Bhavish Aggarwal, one of the co-founders of Ola Cabs, echoed Narayana Murthy’s viewpoint, expressing, “I wholeheartedly concur with Mr. Murthy’s perspective. This isn’t the time for reduced work and leisure; instead, it’s a moment to wholeheartedly commit ourselves to achieving in a single generation what other nations have built over many generations!” Aggarwal conveyed this sentiment in a post on X.
However, some entrepreneurs disagreed with Narayana Murthy’s stance and emphasized that the key lies in honing one’s skills and the quality of work rather than simply extending working hours. Ronnie Screwvala, the founder of upGrad, conveyed, “Boosting productivity isn’t solely about prolonging work hours. It involves enhancing one’s skills, fostering a positive work environment, and ensuring equitable compensation for the work accomplished. The quality of work eclipses the quantity of hours spent,” in a post.
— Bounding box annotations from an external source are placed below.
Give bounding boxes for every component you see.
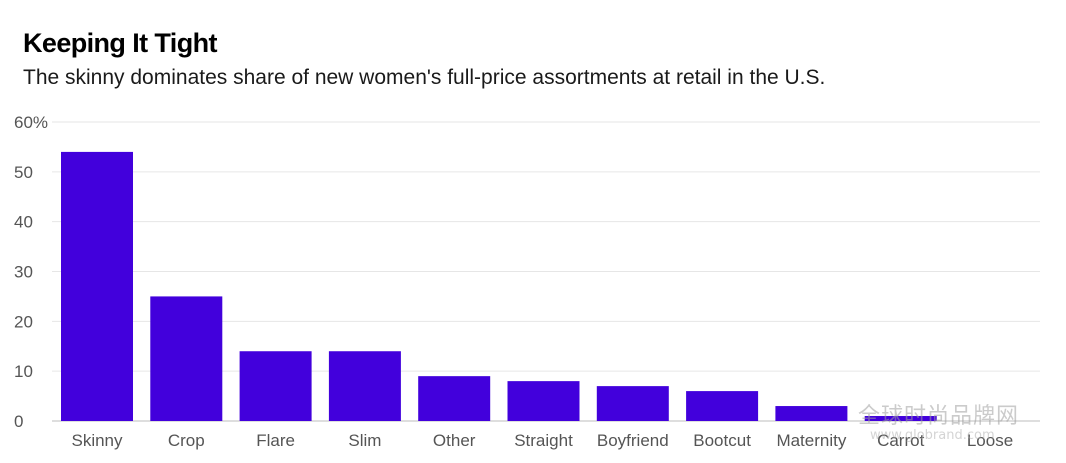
watermark-url: www.globrand.com <box>870 428 995 443</box>
x-tick-label-boyfriend: Boyfriend <box>597 431 669 450</box>
y-tick-label: 20 <box>14 312 33 331</box>
x-tick-label-loose: Loose <box>967 431 1013 450</box>
x-tick-label-straight: Straight <box>514 431 573 450</box>
bar-straight <box>507 381 580 421</box>
y-tick-label: 10 <box>14 362 33 381</box>
chart-subtitle: The skinny dominates share of new women'… <box>23 66 826 89</box>
bar-carrot <box>864 416 937 421</box>
y-tick-label: 50 <box>14 163 33 182</box>
chart-title: Keeping It Tight <box>23 28 217 58</box>
bar-crop <box>150 296 223 421</box>
y-tick-label: 30 <box>14 263 33 282</box>
x-tick-label-crop: Crop <box>168 431 205 450</box>
x-tick-label-flare: Flare <box>256 431 295 450</box>
watermark-text: 全球时尚品牌网 <box>858 404 1020 429</box>
bar-skinny <box>61 151 133 421</box>
bar-bootcut <box>686 391 759 421</box>
x-tick-label-bootcut: Bootcut <box>693 431 751 450</box>
x-tick-label-slim: Slim <box>348 431 381 450</box>
y-tick-label: 0 <box>14 412 23 431</box>
x-tick-label-maternity: Maternity <box>776 431 846 450</box>
bar-flare <box>239 351 312 421</box>
x-tick-label-skinny: Skinny <box>71 431 123 450</box>
bar-slim <box>328 351 401 421</box>
bar-maternity <box>775 406 848 421</box>
y-tick-label: 40 <box>14 213 33 232</box>
y-tick-label: 60% <box>14 113 48 132</box>
bar-other <box>418 376 491 421</box>
bar-boyfriend <box>596 386 669 421</box>
x-tick-label-other: Other <box>433 431 476 450</box>
x-tick-label-carrot: Carrot <box>877 431 925 450</box>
Social media reactions have been mixed, with users highlighting wage disparities across different levels and some raising questions about Infosys’s track record in providing adequate compensation, asserting that increased effort at work should be met with improved pay.
On the flip side, advocates of Narayana Murthy’s standpoint underscored the significance of his broader vision, which places India’s growth as a primary objective. Some even regarded a 70-hour workweek as “typical” within the context of India’s thriving startup culture, where longer hours are frequently expected.
In a conversation with former Infosys CFO Mohandas Pai on the inaugural episode of 3one4 Capital’s podcast ‘The Record,’ Narayana Murthy advocated for a transformation in India’s work culture. He emphasized India’s subpar work productivity and the necessity for reforms to mitigate government corruption, bureaucratic delays, and inefficiencies in order to compete effectively with countries that have achieved notable progress. Murthy encouraged young Indians to take pride in their nation and commit to diligent work, suggesting a 70-hour workweek as a means to enhance the nation’s productivity.